Der Turnaround des jahrelang kriselnden Unternehmens sei weitgehend gelungen, sagte Ex-Telekom-Vorstand Akhavan am Dienstag. Im Geschäftsjahr 2010/2011, das bis Ende September lief, sei ein Überschuss von 65 Mio. Euro erzielt worden. Im laufenden Jahr solle der Überschuss zweistellig wachsen. Der Umsatz, der sich zuletzt auf 2,1 Mrd. Euro belief, solle gleichzeitig um drei bis sechs Prozent zulegen. Damit ist SEN massiv geschrumpft - vor der Abspaltung von Siemens lag der Jahresumsatz noch bei 3,2 Mrd. Euro.

Unter der Leitung von Siemens hatte SEN zu lange auf herkömmliche elektronische Telefonanlagen gesetzt, während die meisten Unternehmen Internetverbindungen für ihre Kommunikation nutzen wollten. Die Münchner hatten SEN vor der Trennung vor dreieinhalb Jahren noch mit viel frischem Kapital ausgestattet, um ein zweites Desaster wie bei BenQ Mobile zu vermeiden.
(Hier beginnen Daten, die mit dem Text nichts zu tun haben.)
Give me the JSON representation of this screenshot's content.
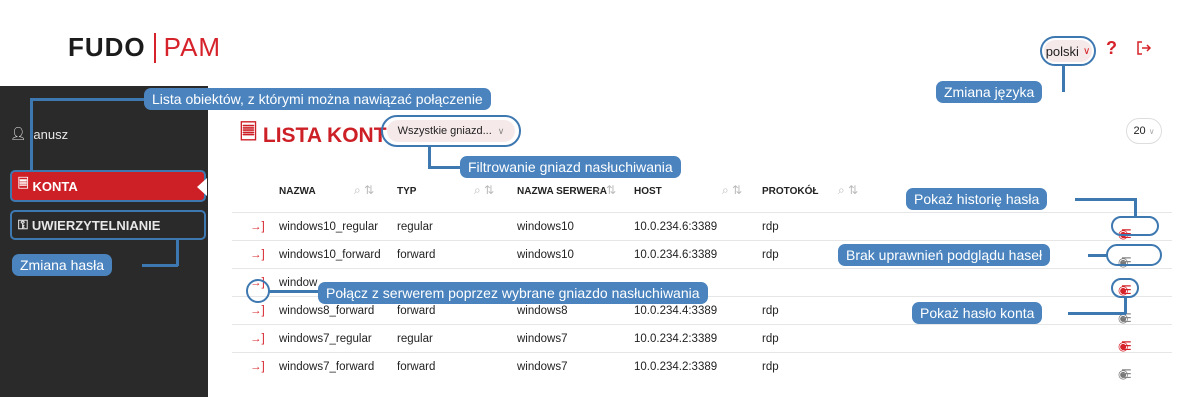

Die Handy-Tochter war kurz nach dem Verkauf an den taiwanesischen Elektronikkonzern BenQ pleitegegangen.

Siemens hatte seinen einst riesigen Telekommunikationsbereichs - Keimzelle des bald 165 Jahre alten Konzerns - seit Mitte des vergangenen Jahrzehnts aufgelöst. Das ging jedoch - wie im Fall BenQ - alles andere als geräuschlos über die Bühne. Bei SEN sorgte ein großangelegter Job-Kahlschlag, der das Unternehmen für den Verkauf vorbereiten sollte, für Negativ-Schlagzeilen. Der Verkauf des Telefongerätehersteller Gigaset 2008 an Arques zog einen langen Streit mit der Beteiligungsfirma über ausstehende Kaufpreiszahlungen und Investitionen nach sich. Ärger gibt es auch bei dem mit Nokia betriebenen Gemeinschaftsunternehmen NSN. Der krisengeschüttelte Netzwerkbauer hatte vor einem Monat angekündigt, dass in Deutschland bis Ende des Jahres 2900 Mitarbeiter gehen müssen. Weltweit will NSN 17.000 Arbeitsplätze und damit ein Viertel der Jobs streichen, um sich zu sanieren. (APA)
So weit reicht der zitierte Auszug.